Une histoire identique

Partage international no 143juillet 2000

Cher Monsieur,

Le 16 avril 1999, un peu après 17h15, près de la porte du dépôt de nuit de la banque Mitsubishi d’Asagaya, je vis un marchand qui vendait des bijoux dans la rue. Il portait une veste avec un col Taylor et un chapeau brun foncé. Au début il était seul. Il n’y avait pas de cliente en vue et je décidai de m’arrêter quand j’aurais terminé mes achats au supermarché voisin. Lorsque je revins, il y avait deux autres clientes. Je pris dans un coffret un anneau marqué 300 yens (environ 20 francs), mais je fus surprise de sa petitesse et je le remis dans le coffret. Je n’avais pas encore réalisé qu’il s’agissait d’un anneau pour le petit doigt. Je regardai ensuite des pendentifs. J’en trouvai un avec un motif qui me plaisait, mais j’aurais préféré une broche. Je le tendis au marchand en lui demandant : « C’est un pendentif, n’est-ce pas ? » Le vendeur me montra alors une broche, en disant : « J’ai ceci. » Le motif était exactement le même que celui du pendentif. « C’est fait de coquillages, des deux côtés », ajouta-t-il. La broche, incrustée de fines nervures, avait un éclat magnifique.

Je pris une broche en forme d’oiseau et lui demandai : « C’est bien un oiseau ? » Il me répondit : « C’est un oiseau, effectivement. Vous ne trouverez le même nulle part. » Je demandai : « Vous l’avez fait vous-même ? » – « Je confectionne tous ces bijoux moi-même. C’est ce qui me permet de les vendre si bon marché. » Il montra ensuite une paire de boucles d’oreilles à une autre cliente, en disant : « J’ai fait celles-ci hier soir. » Elles étaient si belles que je ne pus m’empêcher de dire à la cliente : « Elles vous conviennent parfaitement. » La femme se tourna vers moi en souriant.
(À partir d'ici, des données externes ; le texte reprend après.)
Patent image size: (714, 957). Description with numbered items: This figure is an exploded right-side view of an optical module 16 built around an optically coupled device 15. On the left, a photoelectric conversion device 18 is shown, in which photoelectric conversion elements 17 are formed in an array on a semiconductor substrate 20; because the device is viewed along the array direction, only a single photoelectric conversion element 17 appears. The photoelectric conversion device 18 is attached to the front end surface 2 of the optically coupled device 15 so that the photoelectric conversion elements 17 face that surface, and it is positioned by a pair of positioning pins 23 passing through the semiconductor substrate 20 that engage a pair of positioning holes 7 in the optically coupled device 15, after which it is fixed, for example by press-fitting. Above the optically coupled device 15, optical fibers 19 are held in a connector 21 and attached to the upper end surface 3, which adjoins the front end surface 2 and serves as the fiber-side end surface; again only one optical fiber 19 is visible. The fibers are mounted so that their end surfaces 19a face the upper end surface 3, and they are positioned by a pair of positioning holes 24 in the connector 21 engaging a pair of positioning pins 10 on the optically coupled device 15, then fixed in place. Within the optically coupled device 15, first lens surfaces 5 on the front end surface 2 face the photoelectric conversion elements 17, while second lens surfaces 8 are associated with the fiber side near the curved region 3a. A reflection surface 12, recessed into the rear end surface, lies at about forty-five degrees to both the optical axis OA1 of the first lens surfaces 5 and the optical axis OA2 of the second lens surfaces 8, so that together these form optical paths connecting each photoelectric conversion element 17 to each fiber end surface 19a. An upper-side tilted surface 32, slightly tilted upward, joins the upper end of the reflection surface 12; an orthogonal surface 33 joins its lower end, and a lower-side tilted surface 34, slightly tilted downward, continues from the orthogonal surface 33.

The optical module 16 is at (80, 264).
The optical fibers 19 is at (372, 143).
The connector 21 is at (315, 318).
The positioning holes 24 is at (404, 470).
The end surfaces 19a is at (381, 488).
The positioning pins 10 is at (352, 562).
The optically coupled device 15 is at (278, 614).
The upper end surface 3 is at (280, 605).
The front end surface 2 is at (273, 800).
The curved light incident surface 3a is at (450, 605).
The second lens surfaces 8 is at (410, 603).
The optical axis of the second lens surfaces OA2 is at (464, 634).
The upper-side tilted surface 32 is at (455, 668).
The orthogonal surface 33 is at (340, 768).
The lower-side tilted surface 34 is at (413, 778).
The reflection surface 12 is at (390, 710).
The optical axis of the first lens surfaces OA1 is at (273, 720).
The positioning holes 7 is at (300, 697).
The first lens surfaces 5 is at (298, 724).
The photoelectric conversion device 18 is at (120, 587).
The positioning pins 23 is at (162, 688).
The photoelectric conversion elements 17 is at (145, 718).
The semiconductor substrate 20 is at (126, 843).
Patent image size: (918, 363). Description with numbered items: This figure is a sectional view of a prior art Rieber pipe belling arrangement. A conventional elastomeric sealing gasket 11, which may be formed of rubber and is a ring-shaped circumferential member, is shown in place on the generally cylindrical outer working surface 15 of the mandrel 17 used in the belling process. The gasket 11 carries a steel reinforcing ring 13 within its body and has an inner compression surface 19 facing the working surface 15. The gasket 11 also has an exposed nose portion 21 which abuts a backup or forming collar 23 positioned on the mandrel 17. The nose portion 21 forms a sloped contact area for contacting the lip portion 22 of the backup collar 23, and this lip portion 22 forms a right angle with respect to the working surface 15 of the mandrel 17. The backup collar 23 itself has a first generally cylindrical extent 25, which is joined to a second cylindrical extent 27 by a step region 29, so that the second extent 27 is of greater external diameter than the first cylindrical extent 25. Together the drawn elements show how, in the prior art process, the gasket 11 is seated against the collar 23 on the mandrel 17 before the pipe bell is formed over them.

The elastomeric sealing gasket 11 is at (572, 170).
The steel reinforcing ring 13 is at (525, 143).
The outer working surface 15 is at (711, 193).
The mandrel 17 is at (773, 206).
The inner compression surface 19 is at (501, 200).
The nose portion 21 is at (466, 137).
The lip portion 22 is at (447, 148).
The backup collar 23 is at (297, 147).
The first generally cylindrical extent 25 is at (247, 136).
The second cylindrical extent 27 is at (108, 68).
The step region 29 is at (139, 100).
Je fus surprise de sa beauté.

Puis je remarquai soudain une vieille femme coiffée d’un chapeau en tricot, assise près du marchand. Je me demandais quand elle était arrivée et je dis au marchand : « C’est votre femme ? » Il me répondit : « Cela fait soixante ans que nous sommes ensemble. » Je commençai à faire des calculs dans ma tête, en me disant : « Cela signifie qu’ils doivent avoir environ quatre-vingt ans. L’homme paraît beaucoup plus jeune et semble rempli d’énergie, mais la femme paraît son âge. » La femme se contentait de sourire, sans dire un mot, et elle avait l’air très sereine. L’homme avait une peau tannée, marquée de cicatrices qui avaient un air artificiel. Il portait des lunettes et il avait de grands yeux pénétrants.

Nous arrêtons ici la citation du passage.